This post is more of a stream of consciousness about big data technology and the things I do everyday

Big data is great; we all talk about it, and when you run fancy tutorials there are nicely configured virtual machines with point and click (also with GUI’s!) to allow you to get aquainted with big data.

However on the practical side, companies don’t often have nice vendor solutions for you, and often you find yourself staring at a blank terminal screen…

Welcome to big data!

Life isn’t always full of nice IDEs as Jupyter, or RStudio (I found Jupyter to be a huge hassle to get working with Spark). Maybe you’re fortunate to have a nicely configured Zeppellin instance for you to work off. If you have all these tools and they’ve been configured well…then great! You don’t need to read this.

Enter the Console

As an example, of what working in big data feels like for me, try installing vagrant and virtualbox and try out one of the spark boxes:

vagrant init paulovn/spark-base64; vagrant up

Now you can ssh into this:

vagrant ssh

For most developers this isn’t a problem, but for someone who grew up on GUI interfaces this is a massive problem and learning how to navigate this realm is probably the first thing you should learn!

Playing with Spark

Without a doubt the best way to learn is simply by keying things in the console. If you came via Vagrant; I would recommend you learn how to connect PuTTy or WinSCP or similar tools in order to copy files in and have multiple sessions; one screen to run the code and another screen with vim open. This is the usual pattern.

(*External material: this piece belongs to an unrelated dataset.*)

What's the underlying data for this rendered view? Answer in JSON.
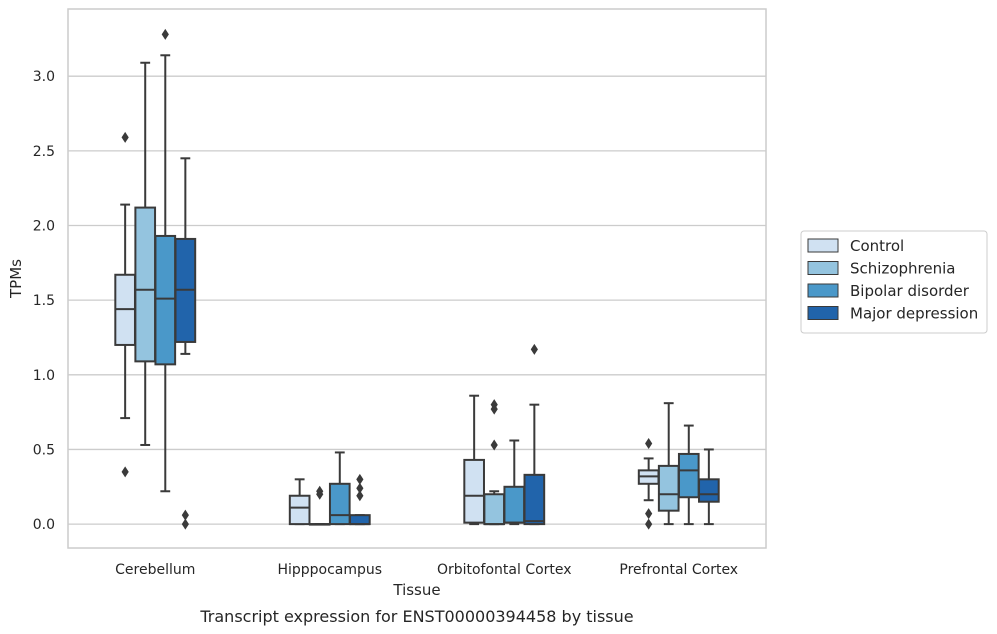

The best way to begin is from the beginning; using:

spark-shell

or

pyspark

Welcome to REPL.

Closing Thoughts

There are many ways to make your life easier. For example, installing Jupyter and using Jupyter notebooks (remember to port forward) will give you something…more interactive!

My favourite way is to run Sparkling Water which can then be access from your local machine (remember to port forward).

After that you should be on your way to learning about big data.

Set your expectations low, and enjoy yourself. No one said it was easy.